Unanswered threads such as how Edgar's parents met or why Gar and Claude hated each other or exactly how Almondine died don't really affect the quality of the story; the author has given us enough clues to let us fill in those blanks on our own. Edgar's parents had created a lovely game of giving Edgar misinformation about their courtship. The truth, although good, as his mother said, would only be a letdown. Any tale of sibling rivalry goes back to Cain and Abel. We can fill in how Claude was jealous of Gar and how Gar resented Claude getting away with things. Almondine died because she was old and old dogs die and she died because she was Ophelia and Ophelia dies. It doesn't matter whether the car hit her (which I don't think happened) or whether she just died on the side of the road waiting for Edgar to return. Her fate was to die while Edgar was away.
But a wrong ending is a completely different matter. It can make us resent the time and emotion we have invested in a story. And the ending is wrong for this book whether you see it as a retelling of 'Hamlet' or as a dog story. 'The Story of Edgar Sawtelle' follows the plot in 'Hamlet' so closely that it is wrong that Trudy/Gertrude doesn't get the poison intended for Edgar and wrong that Claude/Claudius getting trapped in the burning barn doesn't feel more satisfying and dramatic. To leave Trudy out of the ghostly group hug at the end is, as several people have commented, just cruel. Why leave Trudy alive and destroyed at the end without the redemption of an afterlife with the ones she loved? What evil did she do to deserve a worse end than Claude? Remember, she didn't even ask Claude back. Edgar did when he realized that his mother would die if she didn't get help with the kennel.
If you look at the story as a dog story, then the ending is wrong as well. John Sawtelle picked dogs that had a special connection to their humans. Gar and Trudy carried this on in their dog breeding. That is the importance of the Haichiko story, in addition, of course, to its relevance as a ghost story in the 'Hamlet' parallel. Essay chose Edgar. So to have her choose to lead the other dogs off instead of coming into the barn to defend and protect Edgar, as Almondine did with the rabid animal, has her make an incomprehensible (and enormously wrong) choice. If Wroblewski wanted to show us that you can't breed loyalty, then why did the rest of the story show us that you can. Trudy has spent the entire book trying to get Edgar to understand what makes the Sawtelle dogs special and as soon as he gets it, the next step in the evolution of Sawtelle dogs, Essay, shows him that Trudy was wrong.
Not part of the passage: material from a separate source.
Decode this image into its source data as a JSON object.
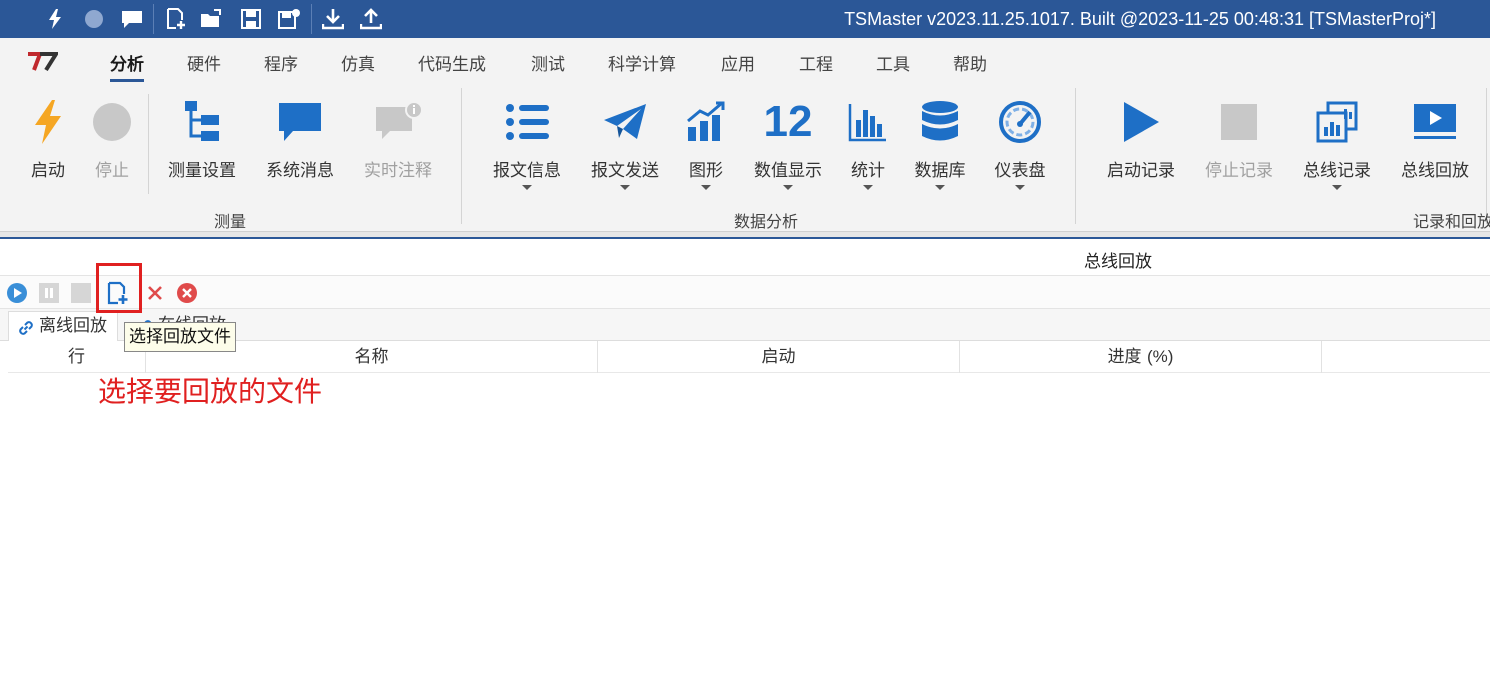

To have Edgar go to the trouble of saving the kennel papers just to show us how worthless they are--the dogs have gone wild, Edgar is dead and Trudy catatonic--is a pretty nihilistic and wrong-headed conclusion, given the loyalty and love that have filled the rest of the story.
Are we supposed to believe that Edgar would allow Claude to get so close given his understanding of Claude's intentions? Are we supposed to believe that Trudy whose love for her son kept her from irrecoverable depression would not have found some way to get into the barn, even if she had to maim Glen further to break free?
'The Story of Edgar Sawtelle' frustrates so many of us posting on this site because the ending feels so wrong. Could Wroblewski have just gotten tired of telling his story and wanted to be done or perhaps his editor was up against a time crunch and needed to get the book to bookstore shelves quickly? Whatever happened, it's a shame because the characters deserved a proper ending and so did we, the readers.